Стены и потолок из пожелтевших сосновых досок напомнили Анне домик, который они с Хоканом и Агнес обычно снимали в горах. Даже пахло здесь так же: сухим деревом и камином. Интерьер был спартанским; за исключением оленьих рогов, Анна увидела только одно украшение — гобелен с изречением “И ищущий находит, и стучащему отворят”.
Элисабет села за обеденный стол. Воспользовавшись тем, что Клейн занялся кофе, Анна прокралась в туалет, собраться с мыслями. Как сказать Элисабет? И что именно можно открыть?

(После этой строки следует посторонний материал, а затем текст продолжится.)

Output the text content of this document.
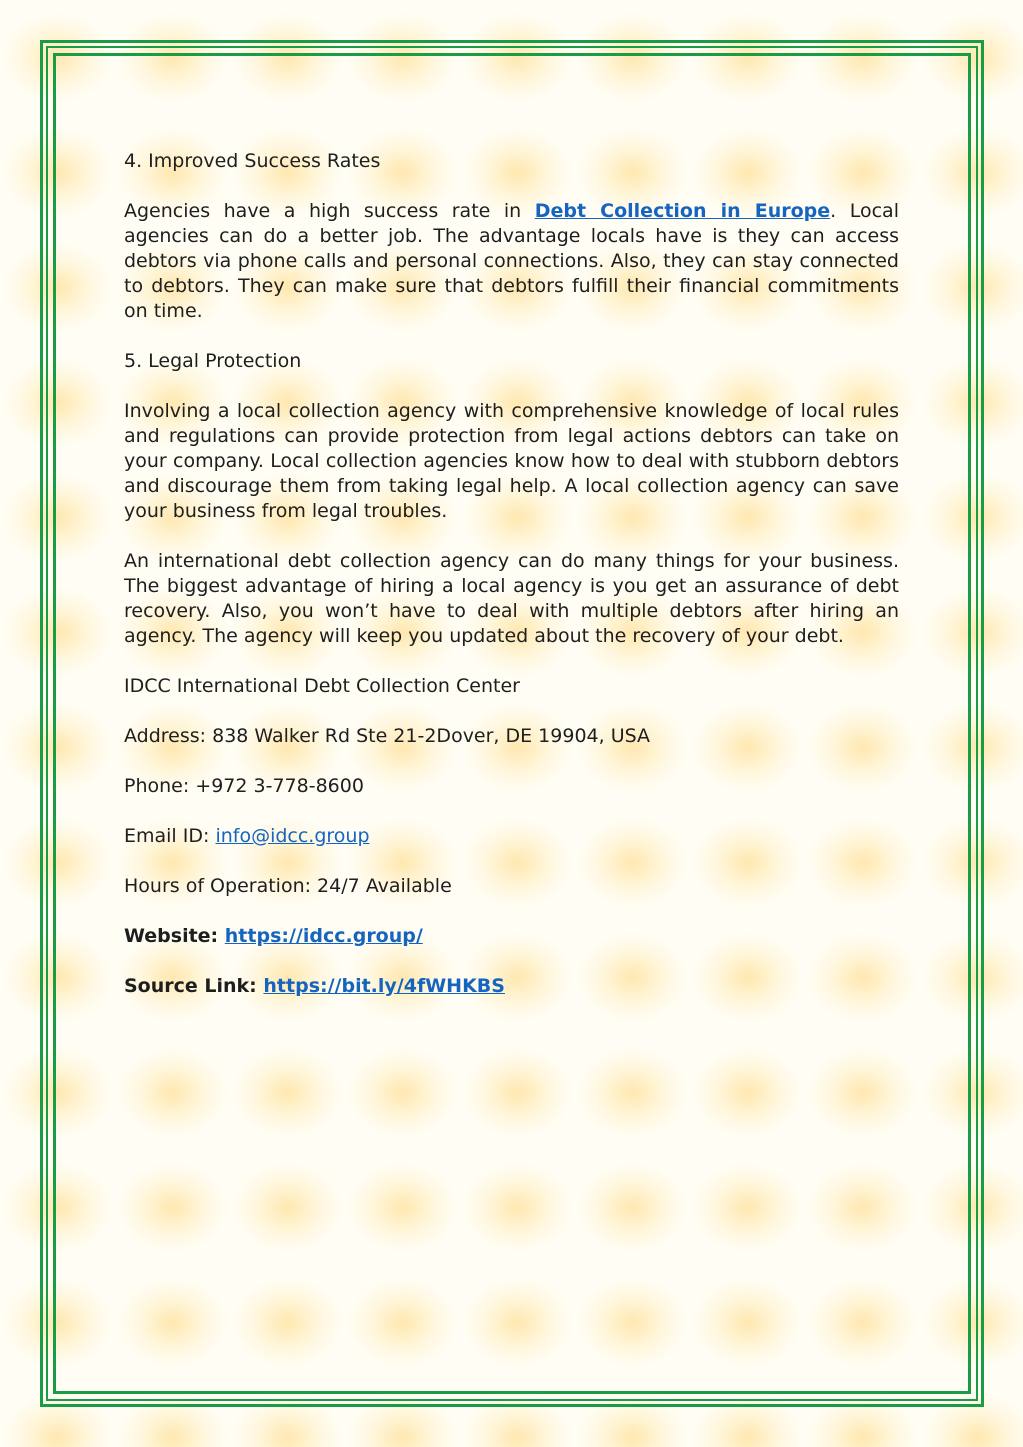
4. Improved Success Rates

Agencies have a high success rate in Debt Collection in Europe. Local agencies can do a better job. The advantage locals have is they can access debtors via phone calls and personal connections. Also, they can stay connected to debtors. They can make sure that debtors fulfill their financial commitments on time.

5. Legal Protection

Involving a local collection agency with comprehensive knowledge of local rules and regulations can provide protection from legal actions debtors can take on your company. Local collection agencies know how to deal with stubborn debtors and discourage them from taking legal help. A local collection agency can save your business from legal troubles.

An international debt collection agency can do many things for your business. The biggest advantage of hiring a local agency is you get an assurance of debt recovery. Also, you won’t have to deal with multiple debtors after hiring an agency. The agency will keep you updated about the recovery of your debt.

IDCC International Debt Collection Center

Address: 838 Walker Rd Ste 21-2Dover, DE 19904, USA

Phone: +972 3-778-8600

Email ID: info@idcc.group

Hours of Operation: 24/7 Available

Website: https://idcc.group/

Source Link: https://bit.ly/4fWHKBS
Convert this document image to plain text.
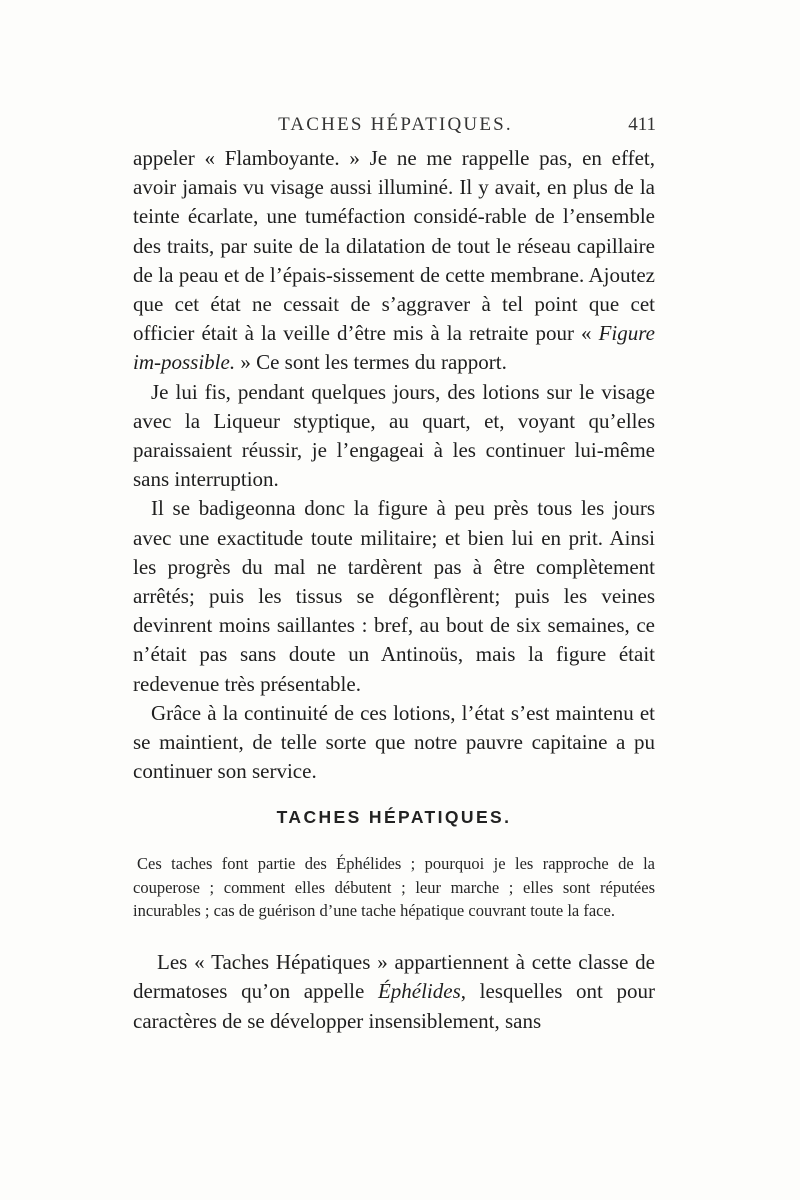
TACHES HÉPATIQUES.	411

appeler « Flamboyante. » Je ne me rappelle pas, en effet, avoir jamais vu visage aussi illuminé. Il y avait, en plus de la teinte écarlate, une tuméfaction considé-rable de l’ensemble des traits, par suite de la dilatation de tout le réseau capillaire de la peau et de l’épais-sissement de cette membrane. Ajoutez que cet état ne cessait de s’aggraver à tel point que cet officier était à la veille d’être mis à la retraite pour « Figure im-possible. » Ce sont les termes du rapport.

Je lui fis, pendant quelques jours, des lotions sur le visage avec la Liqueur styptique, au quart, et, voyant qu’elles paraissaient réussir, je l’engageai à les continuer lui-même sans interruption.

Il se badigeonna donc la figure à peu près tous les jours avec une exactitude toute militaire; et bien lui en prit. Ainsi les progrès du mal ne tardèrent pas à être complètement arrêtés; puis les tissus se dégonflèrent; puis les veines devinrent moins saillantes : bref, au bout de six semaines, ce n’était pas sans doute un Antinoüs, mais la figure était redevenue très présentable.

Grâce à la continuité de ces lotions, l’état s’est maintenu et se maintient, de telle sorte que notre pauvre capitaine a pu continuer son service.

TACHES HÉPATIQUES.

Ces taches font partie des Éphélides ; pourquoi je les rapproche de la couperose ; comment elles débutent ; leur marche ; elles sont réputées incurables ; cas de guérison d’une tache hépatique couvrant toute la face.

Les « Taches Hépatiques » appartiennent à cette classe de dermatoses qu’on appelle Éphélides, lesquelles ont pour caractères de se développer insensiblement, sans
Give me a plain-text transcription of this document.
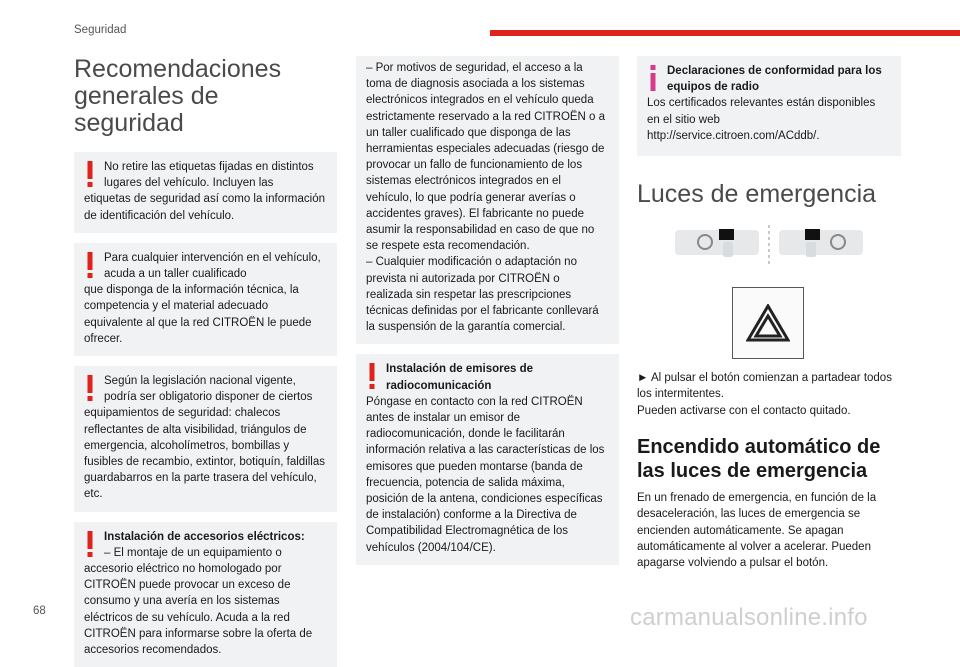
Seguridad
Recomendaciones generales de seguridad
No retire las etiquetas fijadas en distintos lugares del vehículo. Incluyen las
etiquetas de seguridad así como la información de identificación del vehículo.
Para cualquier intervención en el vehículo, acuda a un taller cualificado
que disponga de la información técnica, la competencia y el material adecuado equivalente al que la red CITROËN le puede ofrecer.
Según la legislación nacional vigente, podría ser obligatorio disponer de ciertos
equipamientos de seguridad: chalecos reflectantes de alta visibilidad, triángulos de emergencia, alcoholímetros, bombillas y fusibles de recambio, extintor, botiquín, faldillas guardabarros en la parte trasera del vehículo, etc.
Instalación de accesorios eléctricos:
– El montaje de un equipamiento o
accesorio eléctrico no homologado por CITROËN puede provocar un exceso de consumo y una avería en los sistemas eléctricos de su vehículo. Acuda a la red CITROËN para informarse sobre la oferta de accesorios recomendados.
– Por motivos de seguridad, el acceso a la toma de diagnosis asociada a los sistemas electrónicos integrados en el vehículo queda estrictamente reservado a la red CITROËN o a un taller cualificado que disponga de las herramientas especiales adecuadas (riesgo de provocar un fallo de funcionamiento de los sistemas electrónicos integrados en el vehículo, lo que podría generar averías o accidentes graves). El fabricante no puede asumir la responsabilidad en caso de que no se respete esta recomendación.
– Cualquier modificación o adaptación no prevista ni autorizada por CITROËN o realizada sin respetar las prescripciones técnicas definidas por el fabricante conllevará la suspensión de la garantía comercial.
Instalación de emisores de radiocomunicación
Póngase en contacto con la red CITROËN antes de instalar un emisor de radiocomunicación, donde le facilitarán información relativa a las características de los emisores que pueden montarse (banda de frecuencia, potencia de salida máxima, posición de la antena, condiciones específicas de instalación) conforme a la Directiva de Compatibilidad Electromagnética de los vehículos (2004/104/CE).
Declaraciones de conformidad para los equipos de radio
Los certificados relevantes están disponibles en el sitio web http://service.citroen.com/ACddb/.
Luces de emergencia

► Al pulsar el botón comienzan a partadear todos los intermitentes.

Pueden activarse con el contacto quitado.

Encendido automático de las luces de emergencia

En un frenado de emergencia, en función de la desaceleración, las luces de emergencia se encienden automáticamente. Se apagan automáticamente al volver a acelerar. Pueden apagarse volviendo a pulsar el botón.

68	carmanualsonline.info
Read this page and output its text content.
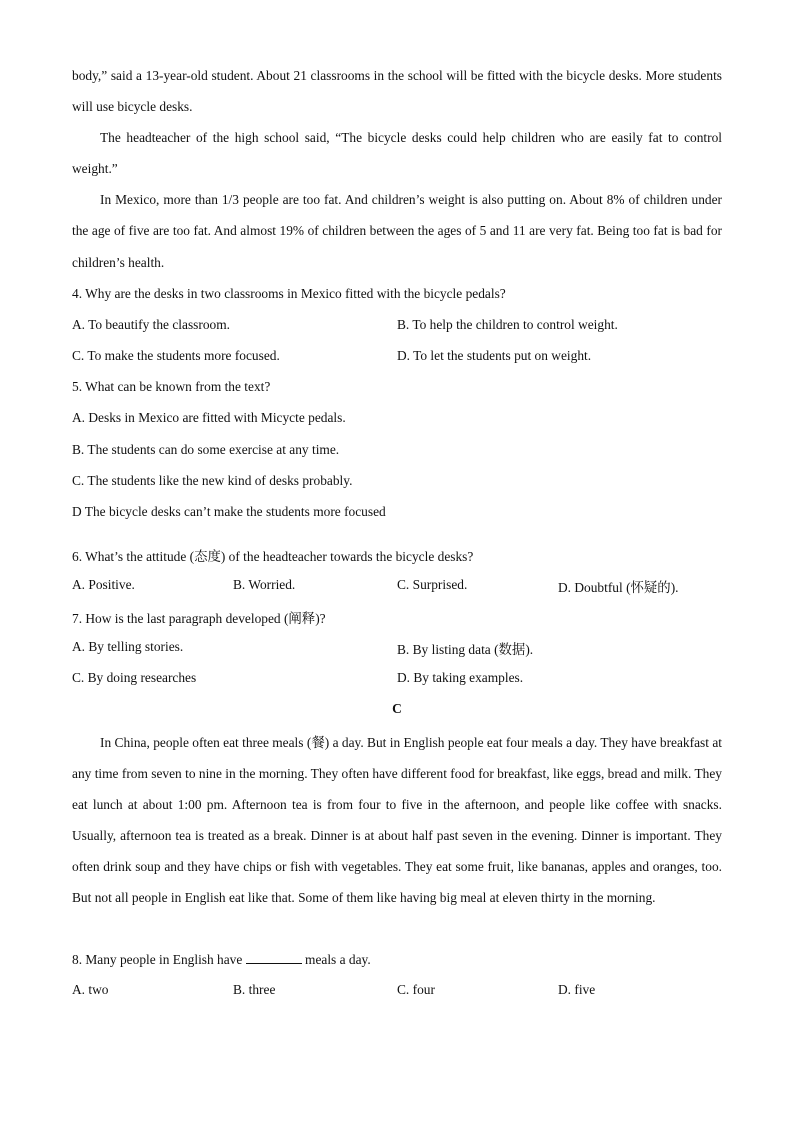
body,” said a 13-year-old student. About 21 classrooms in the school will be fitted with the bicycle desks. More students will use bicycle desks.

The headteacher of the high school said, “The bicycle desks could help children who are easily fat to control weight.”

In Mexico, more than 1/3 people are too fat. And children’s weight is also putting on. About 8% of children under the age of five are too fat. And almost 19% of children between the ages of 5 and 11 are very fat. Being too fat is bad for children’s health.

4. Why are the desks in two classrooms in Mexico fitted with the bicycle pedals?
A. To beautify the classroom.	B. To help the children to control weight.
C. To make the students more focused.	D. To let the students put on weight.
5. What can be known from the text?
A. Desks in Mexico are fitted with Micycte pedals.
B. The students can do some exercise at any time.
C. The students like the new kind of desks probably.
D The bicycle desks can’t make the students more focused
6. What’s the attitude (态度) of the headteacher towards the bicycle desks?
A. Positive.	B. Worried.	C. Surprised.	D. Doubtful (怀疑的).
7. How is the last paragraph developed (阐释)?
A. By telling stories.	B. By listing data (数据).
C. By doing researches	D. By taking examples.
C

In China, people often eat three meals (餐) a day. But in English people eat four meals a day. They have breakfast at any time from seven to nine in the morning. They often have different food for breakfast, like eggs, bread and milk. They eat lunch at about 1:00 pm. Afternoon tea is from four to five in the afternoon, and people like coffee with snacks. Usually, afternoon tea is treated as a break. Dinner is at about half past seven in the evening. Dinner is important. They often drink soup and they have chips or fish with vegetables. They eat some fruit, like bananas, apples and oranges, too. But not all people in English eat like that. Some of them like having big meal at eleven thirty in the morning.

8. Many people in English have	meals a day.
A. two	B. three	C. four	D. five
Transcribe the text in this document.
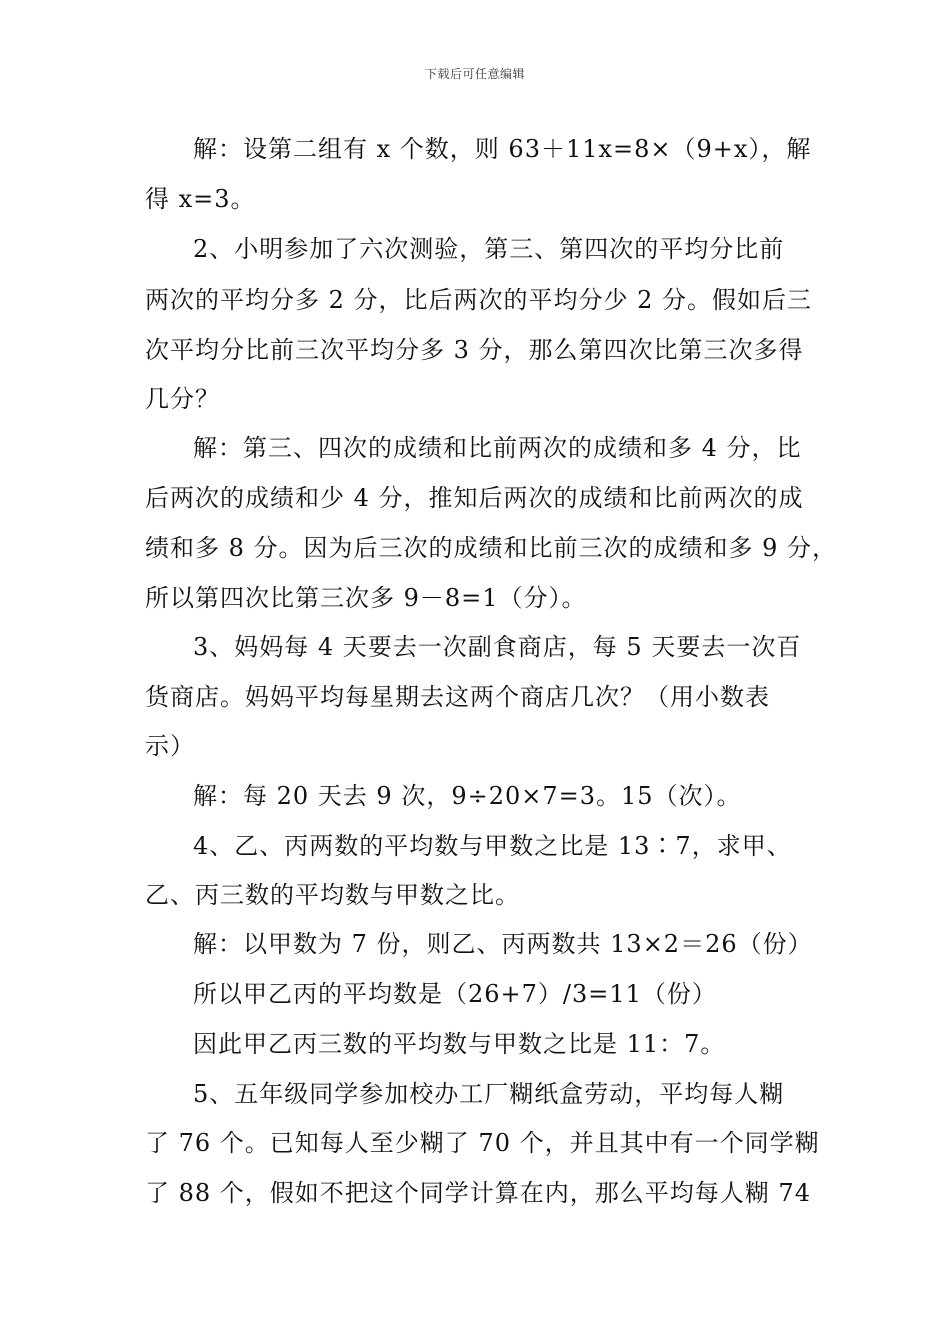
下载后可任意编辑
解：设第二组有 x 个数，则 63＋11x=8×（9+x），解
得 x=3。
2、小明参加了六次测验，第三、第四次的平均分比前
两次的平均分多 2 分，比后两次的平均分少 2 分。假如后三
次平均分比前三次平均分多 3 分，那么第四次比第三次多得
几分？
解：第三、四次的成绩和比前两次的成绩和多 4 分，比
后两次的成绩和少 4 分，推知后两次的成绩和比前两次的成
绩和多 8 分。因为后三次的成绩和比前三次的成绩和多 9 分，
所以第四次比第三次多 9－8=1（分）。
3、妈妈每 4 天要去一次副食商店，每 5 天要去一次百
货商店。妈妈平均每星期去这两个商店几次？（用小数表
示）
解：每 20 天去 9 次，9÷20×7=3。15（次）。
4、乙、丙两数的平均数与甲数之比是 13∶7，求甲、
乙、丙三数的平均数与甲数之比。
解：以甲数为 7 份，则乙、丙两数共 13×2＝26（份）
所以甲乙丙的平均数是（26+7）/3=11（份）
因此甲乙丙三数的平均数与甲数之比是 11：7。
5、五年级同学参加校办工厂糊纸盒劳动，平均每人糊
了 76 个。已知每人至少糊了 70 个，并且其中有一个同学糊
了 88 个，假如不把这个同学计算在内，那么平均每人糊 74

Ванная Клейна была такой же голой, как все остальное в его доме. Унитаз, ванна с душем, раковина и жестяной шкафчик, в который Анна, естественно, заглянула, приоткрыв дверцу. Зубная щетка, паста, кое-какие таблетки. Одни от давления, другие она не опознала. Гугл в телефоне сообщил ей, что это легкие антидепрессанты. Значит, Клейн-Каменное-Лицо принимает пилюли счастья. Кто бы мог подумать. Анна вернула пузырьки на место и закрыла дверцу. Вернувшись в прихожую, она услышала, как Клейн и Элисабет о чем-то говорят на кухне. У нее есть немного времени, чтобы узнать еще что-нибудь о таинственном Бруре Клейне. Ближайшая к ванной дверь ведет, вероятно, в подвал. На полу виднелись очертания верхней ступеньки, а в широкую щель под дверью тянуло запахом сырости.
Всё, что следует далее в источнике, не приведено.